Per gli amici del blog ecco uno stralcio tratto dal nuovo romanzo. Si tratta di un simpatico quadretto nel quale i lettori troveranno un personaggio già noto e al quale spero si siano affezionati.
Sparviero era un uomo pratico.
Se ne stava seduto, anzi stravaccato sullo scanno, con la schiena appoggiata al muro, le gambe distese e le braccia ciondoloni, senza fare una piega: lui non aveva fretta.
Lasciò che il poveretto ingollasse il sorso di vino rimasto sul fondo e svuotasse il boccale fino all’ultima goccia. Adinolfi e Sua Grazia potevano aspettare: in fin dei conti, se quell’uomo si era rotto la schiena a cavallo, non lo aveva fatto per suo piacere e perciò aveva tutto il diritto di riprendere fiato. Lanciò uno sguardo al soriano che gli si stava strofinando contro gli stivali con la schiena inarcata e, a giudicare dalla sonorità delle fusa, satollo di soddisfazione. Considerò che quello era un animale fortunato: poteva godersi il calduccio fra le pareti della casamatta e di tanto in tanto arraffare qualche avanzo lanciatogli dal personale di guardia. Il pensiero non poté non volare a Gelinda: la donna detestava i gatti, tutti e senza eccezione per nessuno, e gli incauti che si azzardavano ad accostarsi all’uscio di casa venivano immancabilmente presi a scopate.
Dopo una frequentazione durata poco meno di un anno, per lo più portata avanti a colpi di sesso sfrenato, lui e Gelinda si erano decisi a compiere il gran passo, grazie anche alla dote generosa messa a disposizione dal conte Roggero, testimonianza concreta della gratitudine del signore per quello che la giovane aveva fatto in occasione della vicenda di quasi tre anni prima. Adesso, lui e Gelinda vivevano nella stessa casa, quella di lei, posta appena fuori delle mura. A onor del vero, non tutti nella cittadella avevano accolto l’evento col sorriso sulle labbra, anzi. Pettegolezzi e lazzi erano partiti dai rappresentati di ambo i sessi, seppure con motivazioni divergenti.

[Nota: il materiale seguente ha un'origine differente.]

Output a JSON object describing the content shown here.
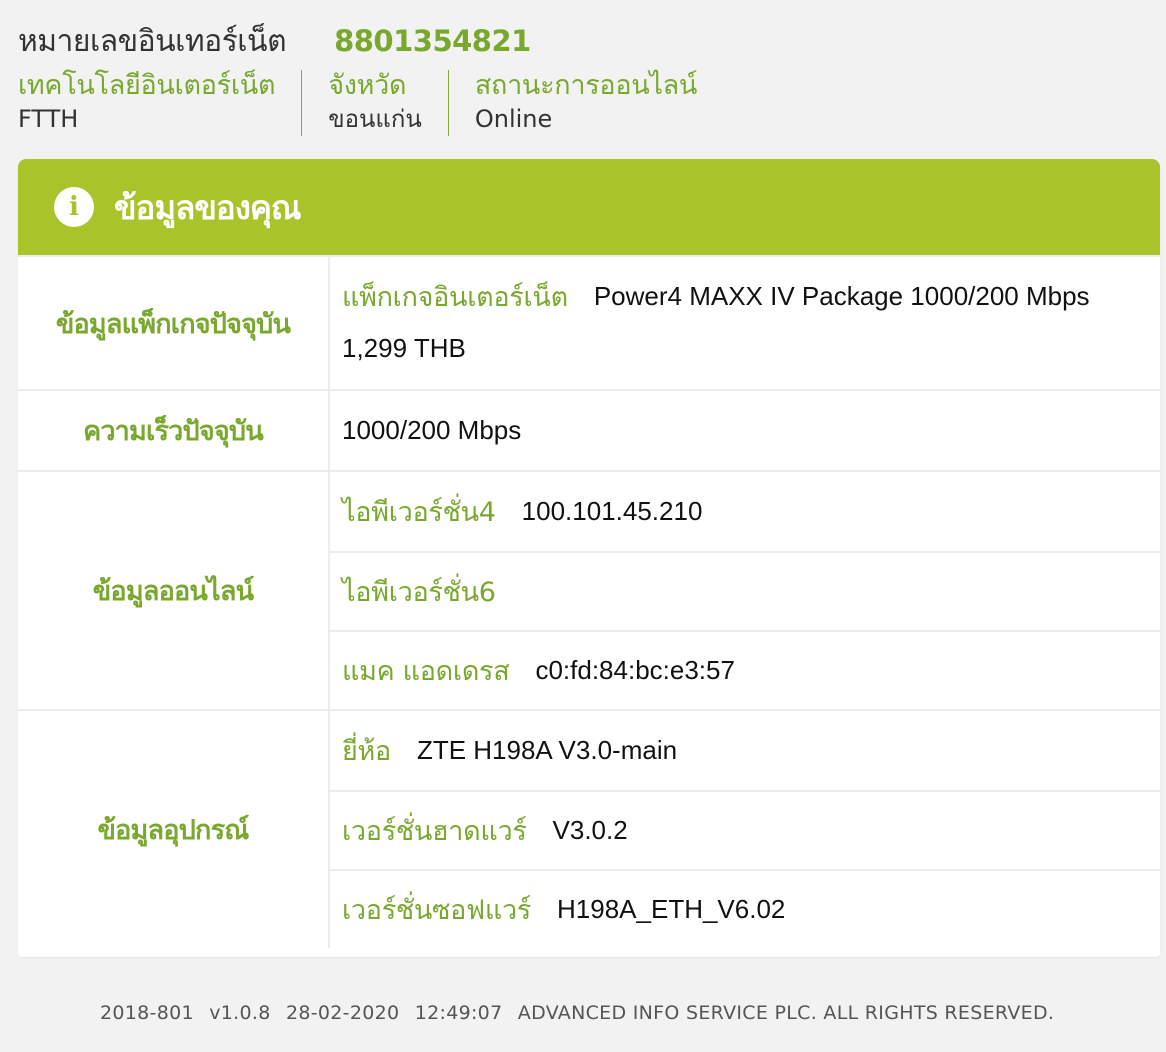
{
  "header": {
    "internet_number_label": "หมายเลขอินเทอร์เน็ต",
    "internet_number": "8801354821",
    "technology_label": "เทคโนโลยีอินเตอร์เน็ต",
    "technology_value": "FTTH",
    "province_label": "จังหวัด",
    "province_value": "ขอนแก่น",
    "online_status_label": "สถานะการออนไลน์",
    "online_status_value": "Online"
  },
  "card": {
    "title": "ข้อมูลของคุณ",
    "info_icon_glyph": "i",
    "package": {
      "section_label": "ข้อมูลแพ็กเกจปัจจุบัน",
      "package_label": "แพ็กเกจอินเตอร์เน็ต",
      "package_name": "Power4 MAXX IV Package 1000/200 Mbps",
      "price": "1,299 THB"
    },
    "speed": {
      "section_label": "ความเร็วปัจจุบัน",
      "value": "1000/200 Mbps"
    },
    "online": {
      "section_label": "ข้อมูลออนไลน์",
      "ipv4_label": "ไอพีเวอร์ชั่น4",
      "ipv4_value": "100.101.45.210",
      "ipv6_label": "ไอพีเวอร์ชั่น6",
      "ipv6_value": "",
      "mac_label": "แมค แอดเดรส",
      "mac_value": "c0:fd:84:bc:e3:57"
    },
    "device": {
      "section_label": "ข้อมูลอุปกรณ์",
      "brand_label": "ยี่ห้อ",
      "brand_value": "ZTE H198A V3.0-main",
      "hardware_label": "เวอร์ชั่นฮาดแวร์",
      "hardware_value": "V3.0.2",
      "software_label": "เวอร์ชั่นซอฟแวร์",
      "software_value": "H198A_ETH_V6.02"
    }
  },
  "footer": {
    "build": "2018-801",
    "version": "v1.0.8",
    "date": "28-02-2020",
    "time": "12:49:07",
    "copyright": "ADVANCED INFO SERVICE PLC. ALL RIGHTS RESERVED."
  },
  "colors": {
    "accent_green": "#a9c42b",
    "label_green": "#7aa82e"
  }
}
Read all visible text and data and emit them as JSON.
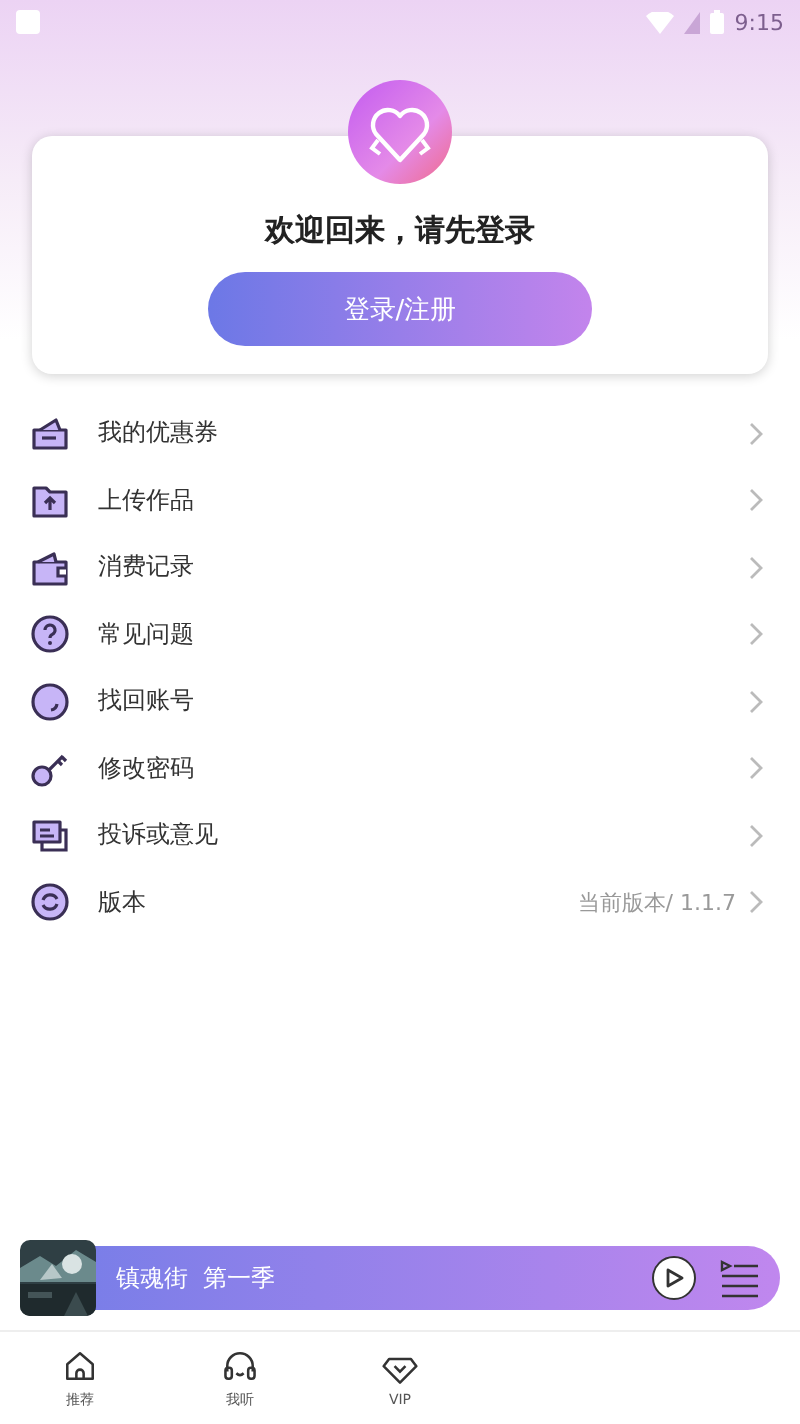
{
  "status_bar": {
    "time": "9:15"
  },
  "login_card": {
    "greeting": "欢迎回来，请先登录",
    "button": "登录/注册"
  },
  "menu": [
    {
      "kind": "coupon",
      "label": "我的优惠券"
    },
    {
      "kind": "upload",
      "label": "上传作品"
    },
    {
      "kind": "wallet",
      "label": "消费记录"
    },
    {
      "kind": "question",
      "label": "常见问题"
    },
    {
      "kind": "circle",
      "label": "找回账号"
    },
    {
      "kind": "key",
      "label": "修改密码"
    },
    {
      "kind": "chat",
      "label": "投诉或意见"
    },
    {
      "kind": "refresh",
      "label": "版本",
      "value": "当前版本/ 1.1.7"
    }
  ],
  "player": {
    "title": "镇魂街  第一季"
  },
  "tabs": [
    {
      "kind": "home",
      "label": "推荐",
      "selected": false
    },
    {
      "kind": "headphones",
      "label": "我听",
      "selected": false
    },
    {
      "kind": "diamond",
      "label": "VIP",
      "selected": false
    }
  ]
}
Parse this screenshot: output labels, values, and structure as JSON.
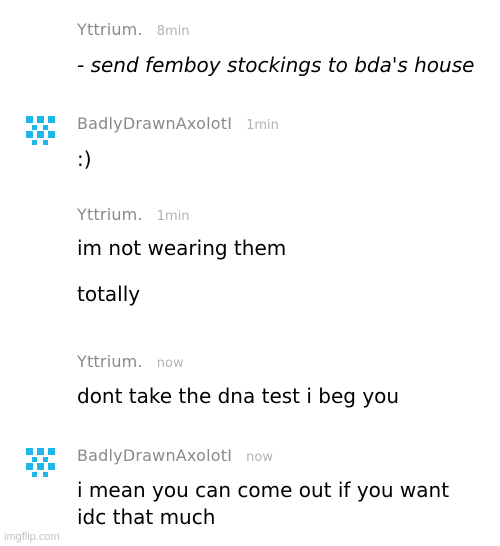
{
  "messages": [
    {
      "author": "Yttrium.",
      "time": "8min",
      "lines": [
        "- send femboy stockings to bda's house"
      ]
    },
    {
      "author": "BadlyDrawnAxolotI",
      "time": "1min",
      "lines": [
        ":)"
      ]
    },
    {
      "author": "Yttrium.",
      "time": "1min",
      "lines": [
        "im not wearing them",
        "totally"
      ]
    },
    {
      "author": "Yttrium.",
      "time": "now",
      "lines": [
        "dont take the dna test i beg you"
      ]
    },
    {
      "author": "BadlyDrawnAxolotI",
      "time": "now",
      "lines": [
        "i mean you can come out if you want",
        "idc that much"
      ]
    }
  ],
  "watermark": "imgflip.com",
  "colors": {
    "avatar": "#1fb6ea",
    "author": "#8a8a8a",
    "time": "#b3b3b3",
    "text": "#000000"
  }
}
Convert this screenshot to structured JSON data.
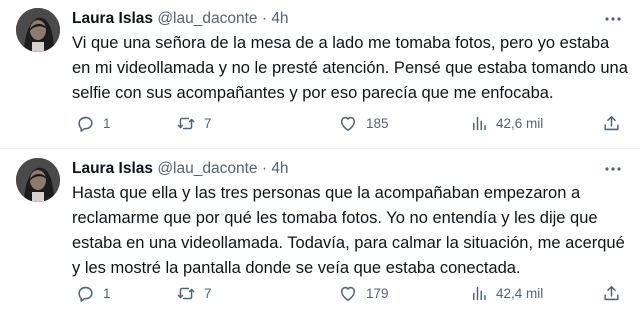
{
  "tweets": [
    {
      "name": "Laura Islas",
      "handle": "@lau_daconte",
      "separator": "·",
      "time": "4h",
      "text": "Vi que una señora de la mesa de a lado me tomaba fotos, pero yo estaba en mi videollamada y no le presté atención. Pensé que estaba tomando una selfie con sus acompañantes y por eso parecía que me enfocaba.",
      "replies": "1",
      "retweets": "7",
      "likes": "185",
      "views": "42,6 mil"
    },
    {
      "name": "Laura Islas",
      "handle": "@lau_daconte",
      "separator": "·",
      "time": "4h",
      "text": "Hasta que ella y las tres personas que la acompañaban empezaron a reclamarme que por qué les tomaba fotos. Yo no entendía y les dije que estaba en una videollamada. Todavía, para calmar la situación, me acerqué y les mostré la pantalla donde se veía que estaba conectada.",
      "replies": "1",
      "retweets": "7",
      "likes": "179",
      "views": "42,4 mil"
    }
  ],
  "icons": {
    "reply": "reply-icon",
    "retweet": "retweet-icon",
    "like": "heart-icon",
    "views": "views-icon",
    "share": "share-icon",
    "more": "more-icon"
  }
}
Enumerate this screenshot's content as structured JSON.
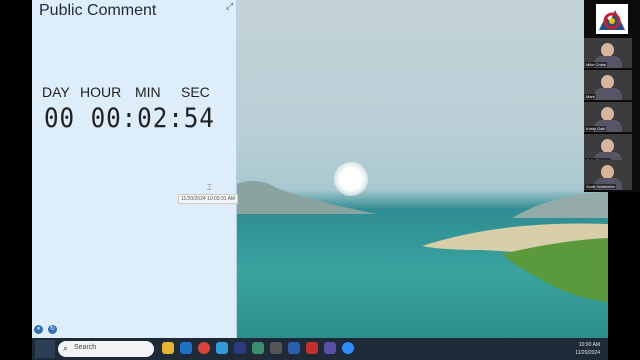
{
  "widget": {
    "title": "Public Comment",
    "expand_glyph": "⤢",
    "labels": {
      "day": "DAY",
      "hour": "HOUR",
      "min": "MIN",
      "sec": "SEC"
    },
    "countdown": "00 00:02:54",
    "timestamp": "11/20/2024 10:03:31 AM",
    "pause_glyph": "⏸",
    "reset_glyph": "↻"
  },
  "gallery": {
    "participants": [
      {
        "name": "Mike Cross"
      },
      {
        "name": "Mark"
      },
      {
        "name": "Kristy Gatt"
      },
      {
        "name": "Colin Koynes"
      },
      {
        "name": "Scott Schleicher"
      }
    ]
  },
  "taskbar": {
    "search_placeholder": "Search",
    "search_icon": "⌕",
    "time": "10:00 AM",
    "date": "11/20/2024"
  },
  "colors": {
    "widget_bg": "#ddeefa",
    "taskbar_bg": "#1e2a38",
    "accent": "#2f6fb4"
  }
}
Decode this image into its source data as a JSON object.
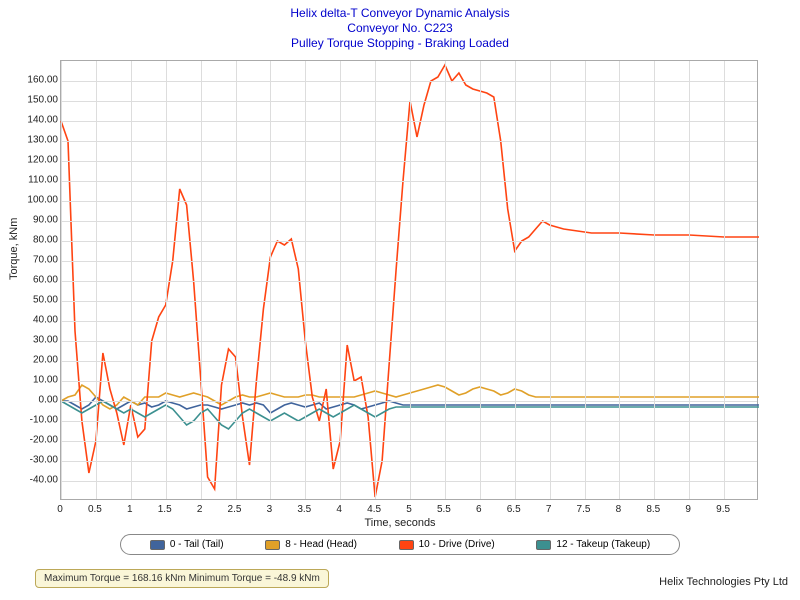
{
  "titles": {
    "line1": "Helix delta-T Conveyor Dynamic Analysis",
    "line2": "Conveyor No. C223",
    "line3": "Pulley Torque Stopping - Braking Loaded"
  },
  "axes": {
    "xlabel": "Time, seconds",
    "ylabel": "Torque, kNm",
    "xmin": 0,
    "xmax": 10,
    "ymin": -50,
    "ymax": 170,
    "xticks": [
      0,
      0.5,
      1,
      1.5,
      2,
      2.5,
      3,
      3.5,
      4,
      4.5,
      5,
      5.5,
      6,
      6.5,
      7,
      7.5,
      8,
      8.5,
      9,
      9.5
    ],
    "yticks": [
      -40,
      -30,
      -20,
      -10,
      0,
      10,
      20,
      30,
      40,
      50,
      60,
      70,
      80,
      90,
      100,
      110,
      120,
      130,
      140,
      150,
      160
    ]
  },
  "legend": [
    {
      "label": "0 - Tail (Tail)",
      "color": "#40649c"
    },
    {
      "label": "8 - Head (Head)",
      "color": "#e0a028"
    },
    {
      "label": "10 - Drive (Drive)",
      "color": "#ff4412"
    },
    {
      "label": "12 - Takeup (Takeup)",
      "color": "#3c9090"
    }
  ],
  "status": "Maximum Torque = 168.16 kNm Minimum Torque = -48.9 kNm",
  "footer": "Helix Technologies Pty Ltd",
  "chart_data": {
    "type": "line",
    "title": "Pulley Torque Stopping - Braking Loaded",
    "xlabel": "Time, seconds",
    "ylabel": "Torque, kNm",
    "xlim": [
      0,
      10
    ],
    "ylim": [
      -50,
      170
    ],
    "x": [
      0,
      0.1,
      0.2,
      0.3,
      0.4,
      0.5,
      0.6,
      0.7,
      0.8,
      0.9,
      1.0,
      1.1,
      1.2,
      1.3,
      1.4,
      1.5,
      1.6,
      1.7,
      1.8,
      1.9,
      2.0,
      2.1,
      2.2,
      2.3,
      2.4,
      2.5,
      2.6,
      2.7,
      2.8,
      2.9,
      3.0,
      3.1,
      3.2,
      3.3,
      3.4,
      3.5,
      3.6,
      3.7,
      3.8,
      3.9,
      4.0,
      4.1,
      4.2,
      4.3,
      4.4,
      4.5,
      4.6,
      4.7,
      4.8,
      4.9,
      5.0,
      5.1,
      5.2,
      5.3,
      5.4,
      5.5,
      5.6,
      5.7,
      5.8,
      5.9,
      6.0,
      6.1,
      6.2,
      6.3,
      6.4,
      6.5,
      6.6,
      6.7,
      6.8,
      6.9,
      7.0,
      7.2,
      7.4,
      7.6,
      7.8,
      8.0,
      8.5,
      9.0,
      9.5,
      10.0
    ],
    "series": [
      {
        "name": "0 - Tail (Tail)",
        "color": "#40649c",
        "values": [
          0,
          0,
          -2,
          -4,
          -2,
          2,
          0,
          -2,
          -4,
          -2,
          0,
          -2,
          -1,
          -3,
          -2,
          0,
          -1,
          -2,
          -4,
          -3,
          -2,
          -2,
          -3,
          -4,
          -3,
          -2,
          -1,
          -2,
          -1,
          -2,
          -6,
          -4,
          -2,
          -1,
          -2,
          -3,
          -2,
          -1,
          -4,
          -3,
          -2,
          -1,
          -2,
          -4,
          -3,
          -2,
          -1,
          0,
          -1,
          -2,
          -2,
          -2,
          -2,
          -2,
          -2,
          -2,
          -2,
          -2,
          -2,
          -2,
          -2,
          -2,
          -2,
          -2,
          -2,
          -2,
          -2,
          -2,
          -2,
          -2,
          -2,
          -2,
          -2,
          -2,
          -2,
          -2,
          -2,
          -2,
          -2,
          -2
        ]
      },
      {
        "name": "8 - Head (Head)",
        "color": "#e0a028",
        "values": [
          0,
          2,
          3,
          8,
          6,
          2,
          -2,
          -4,
          -2,
          2,
          0,
          -2,
          2,
          2,
          2,
          4,
          3,
          2,
          3,
          4,
          3,
          2,
          0,
          -2,
          0,
          2,
          3,
          2,
          2,
          3,
          4,
          3,
          2,
          2,
          2,
          3,
          3,
          2,
          2,
          2,
          2,
          2,
          2,
          3,
          4,
          5,
          4,
          3,
          2,
          3,
          4,
          5,
          6,
          7,
          8,
          7,
          5,
          3,
          4,
          6,
          7,
          6,
          5,
          3,
          4,
          6,
          5,
          3,
          2,
          2,
          2,
          2,
          2,
          2,
          2,
          2,
          2,
          2,
          2,
          2
        ]
      },
      {
        "name": "10 - Drive (Drive)",
        "color": "#ff4412",
        "values": [
          140,
          130,
          35,
          -10,
          -36,
          -20,
          24,
          6,
          -6,
          -22,
          -2,
          -18,
          -14,
          30,
          42,
          48,
          70,
          106,
          98,
          60,
          12,
          -38,
          -44,
          8,
          26,
          22,
          -8,
          -32,
          10,
          46,
          72,
          80,
          78,
          81,
          66,
          30,
          2,
          -10,
          6,
          -34,
          -20,
          28,
          10,
          12,
          -8,
          -48,
          -30,
          18,
          65,
          110,
          150,
          132,
          148,
          160,
          162,
          168,
          160,
          164,
          158,
          156,
          155,
          154,
          152,
          130,
          96,
          75,
          80,
          82,
          86,
          90,
          88,
          86,
          85,
          84,
          84,
          84,
          83,
          83,
          82,
          82
        ]
      },
      {
        "name": "12 - Takeup (Takeup)",
        "color": "#3c9090",
        "values": [
          0,
          -2,
          -4,
          -6,
          -4,
          -2,
          0,
          -2,
          -4,
          -6,
          -4,
          -6,
          -8,
          -6,
          -4,
          -2,
          -4,
          -8,
          -12,
          -10,
          -6,
          -4,
          -8,
          -12,
          -14,
          -10,
          -6,
          -4,
          -6,
          -8,
          -10,
          -8,
          -6,
          -8,
          -10,
          -8,
          -6,
          -4,
          -6,
          -8,
          -6,
          -4,
          -2,
          -4,
          -6,
          -8,
          -6,
          -4,
          -3,
          -3,
          -3,
          -3,
          -3,
          -3,
          -3,
          -3,
          -3,
          -3,
          -3,
          -3,
          -3,
          -3,
          -3,
          -3,
          -3,
          -3,
          -3,
          -3,
          -3,
          -3,
          -3,
          -3,
          -3,
          -3,
          -3,
          -3,
          -3,
          -3,
          -3,
          -3
        ]
      }
    ]
  }
}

Sul versante femminile, i motteggi più diffusi avevano preso di mira il passato recente di Gelinda. A questi si erano poi aggiunte le invettive acide di qualche pia donna che, non essendo più nel fiore degli anni, ben volentieri si sarebbe vista al posto di lei, anche se nel segreto delle proprie aspirazioni. Sul versante maschile, invece, più di un marito aveva digerito di mala voglia quelle nozze celebrate sotto tono e quasi di nascosto: col matrimonio di Gelinda si vedevano sprangare in via definitiva l’accesso alle scappatelle che, secondo un punto di vista del tutto personale, aggiungevano il giusto pizzico di sale al piatto sciapito della minestra quotidiana.
L’uomo si pulì l’angolo della bocca con l’estremità della manica e sostò con lo sguardo in direzione di Sparviero. L’espressione da rapace del capitano lo incuriosiva e intimoriva allo stesso tempo. D’un tratto si rese conto che l’ufficiale stava aspettando lui e accennò a un gesto di scusa.
– Così va molto meglio, grazie. Sono pronto e, se volete, potete accompagnarmi da messer Adinolfi.
Si alzò in maniera brusca, facendo ribaltare lo scanno che crollò sul pavimento con un tonfo. Il gatto schizzò di lato col pelo dritto e saettò soffiando verso la porta. Giovanni scoppiò in una risata divertita e spalancò l’uscio, liberando la via alla fuga del felino.
– Andiamo – esortò Sparviero afferrando il mantello di lana. – Giovanni, vieni anche tu.
Si avviarono di buon passo per le strade buie e maleodoranti della cittadella in direzione della piazza principale, il luogo dove sorgeva il palazzo del signore, ma anche quello nel quale si svolgevano gli eventi più importanti della vita sociale, incluse le esecuzioni capitali. Per fortuna l’allestimento della forca restava un avvenimento raro, grazie in primo luogo all’attività di prevenzione anticrimine esercitata con solerzia dagli uomini di capitan Sparviero.
Non un’anima viva incrociò il cammino dei tre uomini e le porte sprangate riproposero lo stesso messaggio consegnato ogni sera agli improbabili passanti: la cittadella si richiudeva su sé stessa in attesa dell’indomani, quando il sorgere del nuovo giorno avrebbe restituito ognuno alla propria occupazione e alle fatiche imposte dalla quotidiana sopravvivenza.